Suicide Squad runs 130 minutes and is rated PG-13. It opens pretty much everywhere on Friday, Aug. 5, with options to see it in 2-D, 3-D and IMAX. Warner Bros. Studios invited me to a 2-D preview screening for the purpose of this review. All images in this review are courtesy of Warner Bros.
That’s disappointing, I was rather excited about David Ayer’s involvement. Watching this on Saturday, but keeping my expectations low!
I went in with higher hopes. Low expectations may help but there’s little at all that’s good about this movie. I was working on my seat as the movie stoned on and on. I’ll offer a review for a great alternative for the movie weekend this Thursday.
Looking forward to the review! 🙂
Ouch!! Reshoots are Red Flags in our industry.

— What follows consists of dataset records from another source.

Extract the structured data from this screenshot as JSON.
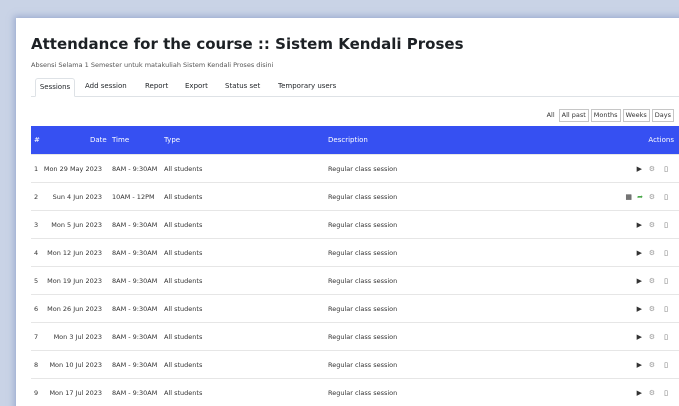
{
  "page": {
    "title": "Attendance for the course :: Sistem Kendali Proses",
    "subtitle": "Absensi Selama 1 Semester untuk matakuliah Sistem Kendali Proses disini"
  },
  "tabs": [
    {
      "label": "Sessions",
      "active": true
    },
    {
      "label": "Add session",
      "active": false
    },
    {
      "label": "Report",
      "active": false
    },
    {
      "label": "Export",
      "active": false
    },
    {
      "label": "Status set",
      "active": false
    },
    {
      "label": "Temporary users",
      "active": false
    }
  ],
  "views": {
    "all_label": "All",
    "buttons": [
      "All past",
      "Months",
      "Weeks",
      "Days"
    ]
  },
  "table": {
    "headers": {
      "num": "#",
      "date": "Date",
      "time": "Time",
      "type": "Type",
      "description": "Description",
      "actions": "Actions"
    },
    "rows": [
      {
        "num": "1",
        "date": "Mon 29 May 2023",
        "time": "8AM - 9:30AM",
        "type": "All students",
        "description": "Regular class session",
        "actions": [
          "play-icon",
          "gear-icon",
          "trash-icon"
        ]
      },
      {
        "num": "2",
        "date": "Sun 4 Jun 2023",
        "time": "10AM - 12PM",
        "type": "All students",
        "description": "Regular class session",
        "actions": [
          "qrcode-icon",
          "go-icon",
          "gear-icon",
          "trash-icon"
        ]
      },
      {
        "num": "3",
        "date": "Mon 5 Jun 2023",
        "time": "8AM - 9:30AM",
        "type": "All students",
        "description": "Regular class session",
        "actions": [
          "play-icon",
          "gear-icon",
          "trash-icon"
        ]
      },
      {
        "num": "4",
        "date": "Mon 12 Jun 2023",
        "time": "8AM - 9:30AM",
        "type": "All students",
        "description": "Regular class session",
        "actions": [
          "play-icon",
          "gear-icon",
          "trash-icon"
        ]
      },
      {
        "num": "5",
        "date": "Mon 19 Jun 2023",
        "time": "8AM - 9:30AM",
        "type": "All students",
        "description": "Regular class session",
        "actions": [
          "play-icon",
          "gear-icon",
          "trash-icon"
        ]
      },
      {
        "num": "6",
        "date": "Mon 26 Jun 2023",
        "time": "8AM - 9:30AM",
        "type": "All students",
        "description": "Regular class session",
        "actions": [
          "play-icon",
          "gear-icon",
          "trash-icon"
        ]
      },
      {
        "num": "7",
        "date": "Mon 3 Jul 2023",
        "time": "8AM - 9:30AM",
        "type": "All students",
        "description": "Regular class session",
        "actions": [
          "play-icon",
          "gear-icon",
          "trash-icon"
        ]
      },
      {
        "num": "8",
        "date": "Mon 10 Jul 2023",
        "time": "8AM - 9:30AM",
        "type": "All students",
        "description": "Regular class session",
        "actions": [
          "play-icon",
          "gear-icon",
          "trash-icon"
        ]
      },
      {
        "num": "9",
        "date": "Mon 17 Jul 2023",
        "time": "8AM - 9:30AM",
        "type": "All students",
        "description": "Regular class session",
        "actions": [
          "play-icon",
          "gear-icon",
          "trash-icon"
        ]
      }
    ]
  },
  "colors": {
    "header_bg": "#3650f2",
    "go_icon": "#4aa84a"
  }
}
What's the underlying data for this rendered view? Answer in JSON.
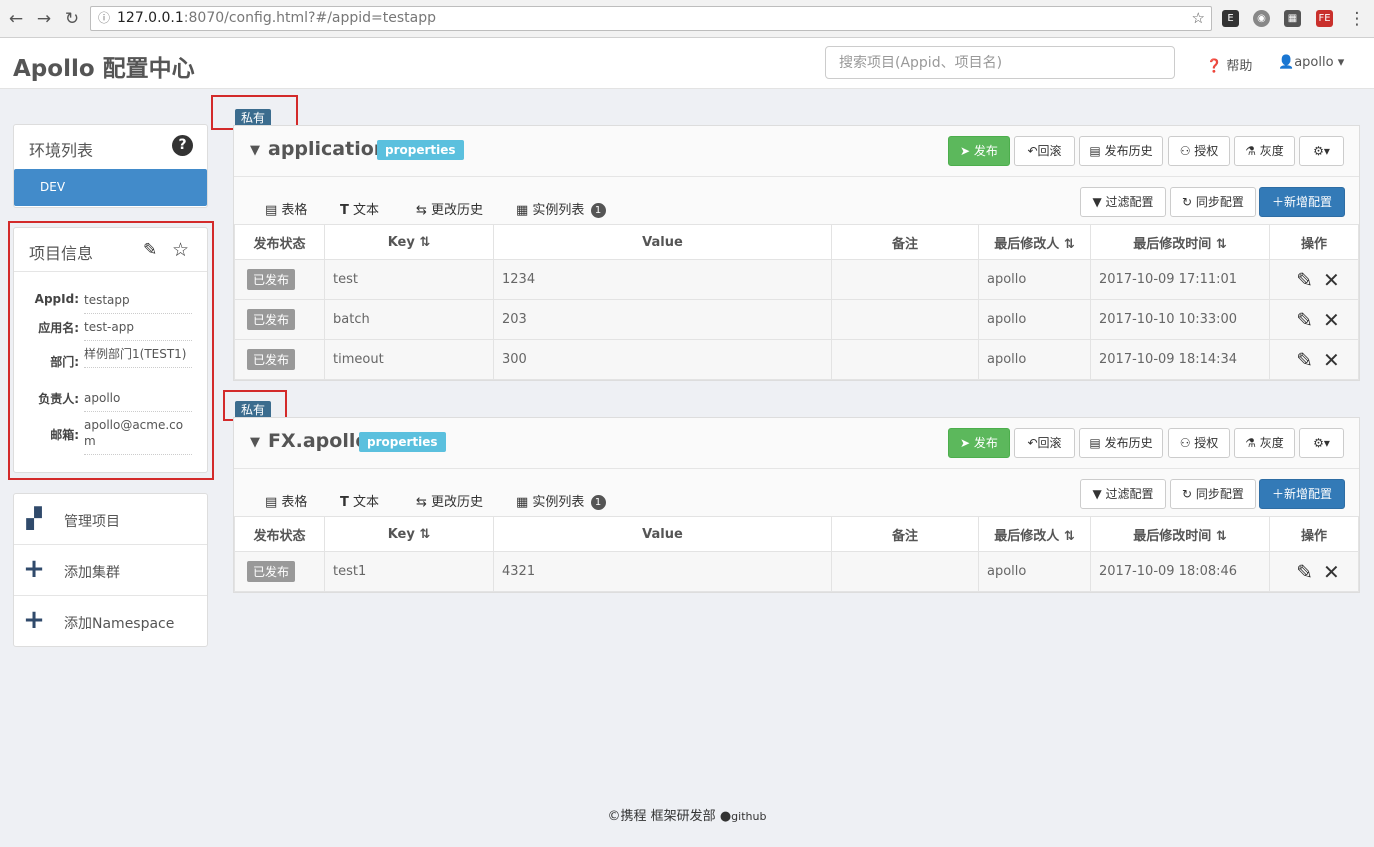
{
  "browser": {
    "url_host": "127.0.0.1",
    "url_rest": ":8070/config.html?#/appid=testapp"
  },
  "header": {
    "brand": "Apollo 配置中心",
    "search_placeholder": "搜索项目(Appid、项目名)",
    "help_label": "帮助",
    "user_label": "apollo"
  },
  "env": {
    "title": "环境列表",
    "items": [
      "DEV"
    ]
  },
  "project_info": {
    "title": "项目信息",
    "rows": [
      {
        "key": "AppId:",
        "value": "testapp"
      },
      {
        "key": "应用名:",
        "value": "test-app"
      },
      {
        "key": "部门:",
        "value": "样例部门1(TEST1)"
      },
      {
        "key": "负责人:",
        "value": "apollo"
      },
      {
        "key": "邮箱:",
        "value": "apollo@acme.com"
      }
    ]
  },
  "menu": {
    "items": [
      "管理项目",
      "添加集群",
      "添加Namespace"
    ]
  },
  "private_label": "私有",
  "toolbar": {
    "publish": "发布",
    "rollback": "回滚",
    "history": "发布历史",
    "grant": "授权",
    "gray": "灰度",
    "filter": "过滤配置",
    "sync": "同步配置",
    "add": "新增配置"
  },
  "tabs": {
    "table": "表格",
    "text": "文本",
    "history": "更改历史",
    "instances": "实例列表",
    "instances_count": "1"
  },
  "columns": {
    "status": "发布状态",
    "key": "Key",
    "value": "Value",
    "comment": "备注",
    "modifier": "最后修改人",
    "time": "最后修改时间",
    "op": "操作"
  },
  "namespaces": [
    {
      "name": "application",
      "format": "properties",
      "rows": [
        {
          "status": "已发布",
          "key": "test",
          "value": "1234",
          "comment": "",
          "modifier": "apollo",
          "time": "2017-10-09 17:11:01"
        },
        {
          "status": "已发布",
          "key": "batch",
          "value": "203",
          "comment": "",
          "modifier": "apollo",
          "time": "2017-10-10 10:33:00"
        },
        {
          "status": "已发布",
          "key": "timeout",
          "value": "300",
          "comment": "",
          "modifier": "apollo",
          "time": "2017-10-09 18:14:34"
        }
      ]
    },
    {
      "name": "FX.apollo",
      "format": "properties",
      "rows": [
        {
          "status": "已发布",
          "key": "test1",
          "value": "4321",
          "comment": "",
          "modifier": "apollo",
          "time": "2017-10-09 18:08:46"
        }
      ]
    }
  ],
  "footer": {
    "text": "©携程 框架研发部",
    "github": "github"
  },
  "colors": {
    "primary": "#337ab7",
    "success": "#5cb85c",
    "info_badge": "#5bc0de",
    "env_active": "#428bca",
    "annotation_red": "#d32a2a"
  }
}
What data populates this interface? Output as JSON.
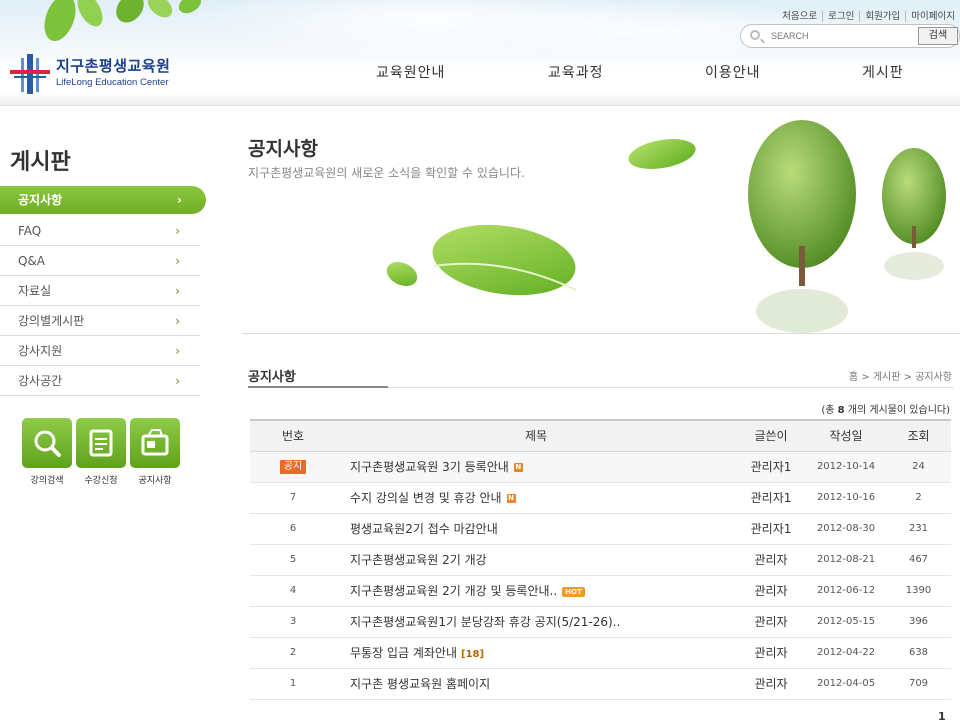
{
  "header": {
    "logo_title": "지구촌평생교육원",
    "logo_sub": "LifeLong Education Center",
    "util_links": [
      "처음으로",
      "로그인",
      "회원가입",
      "마이페이지"
    ],
    "search": {
      "placeholder": "SEARCH",
      "button": "검색"
    },
    "gnb": [
      "교육원안내",
      "교육과정",
      "이용안내",
      "게시판"
    ]
  },
  "sidebar": {
    "title": "게시판",
    "items": [
      {
        "label": "공지사항",
        "active": true
      },
      {
        "label": "FAQ"
      },
      {
        "label": "Q&A"
      },
      {
        "label": "자료실"
      },
      {
        "label": "강의별게시판"
      },
      {
        "label": "강사지원"
      },
      {
        "label": "강사공간"
      }
    ],
    "chevron": "›",
    "quick": [
      {
        "label": "강의검색",
        "icon": "magnifier-icon"
      },
      {
        "label": "수강신청",
        "icon": "document-icon"
      },
      {
        "label": "공지사항",
        "icon": "notice-icon"
      }
    ]
  },
  "visual": {
    "title": "공지사항",
    "subtitle": "지구촌평생교육원의 새로운 소식을 확인할 수 있습니다."
  },
  "content": {
    "title": "공지사항",
    "breadcrumb": "홈 > 게시판 > 공지사항",
    "count_prefix": "(총 ",
    "count": "8",
    "count_suffix": " 개의 게시물이 있습니다)",
    "columns": [
      "번호",
      "제목",
      "글쓴이",
      "작성일",
      "조회"
    ],
    "rows": [
      {
        "no": "공지",
        "title": "지구촌평생교육원 3기 등록안내",
        "badge": "N",
        "author": "관리자1",
        "date": "2012-10-14",
        "views": "24"
      },
      {
        "no": "7",
        "title": "수지 강의실 변경 및 휴강 안내",
        "badge": "N",
        "author": "관리자1",
        "date": "2012-10-16",
        "views": "2"
      },
      {
        "no": "6",
        "title": "평생교육원2기 접수 마감안내",
        "author": "관리자1",
        "date": "2012-08-30",
        "views": "231"
      },
      {
        "no": "5",
        "title": "지구촌평생교육원 2기 개강",
        "author": "관리자",
        "date": "2012-08-21",
        "views": "467"
      },
      {
        "no": "4",
        "title": "지구촌평생교육원 2기 개강 및 등록안내..",
        "hot": "HOT",
        "author": "관리자",
        "date": "2012-06-12",
        "views": "1390"
      },
      {
        "no": "3",
        "title": "지구촌평생교육원1기 분당강좌 휴강 공지(5/21-26)..",
        "author": "관리자",
        "date": "2012-05-15",
        "views": "396"
      },
      {
        "no": "2",
        "title": "무통장 입금 계좌안내",
        "comments": "[18]",
        "author": "관리자",
        "date": "2012-04-22",
        "views": "638"
      },
      {
        "no": "1",
        "title": "지구촌 평생교육원 홈페이지",
        "author": "관리자",
        "date": "2012-04-05",
        "views": "709"
      }
    ],
    "page": "1"
  }
}
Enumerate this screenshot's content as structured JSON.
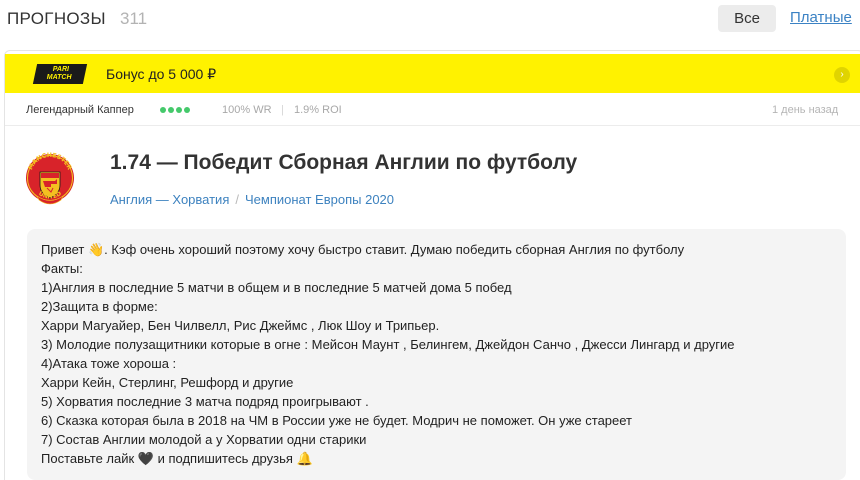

Yes! There’s a new Hollywood Reporter article about that fact, which conveniently came out today. Also in THR today: scary reports that not only are they doing reshoots for ‘Star Wars: Rogue One’ but that they hired a writer to work with the director.
130 minutes? I didn’t even make it thru the 3 minute trailer. Not really my cup of tea, anyway, but appreciate the review and thoughts that something should be done to freshen up this genre.
Thanks, Rick. I was really getting antsy after awhile. I felt like I was suffocating. It’s not a fun film.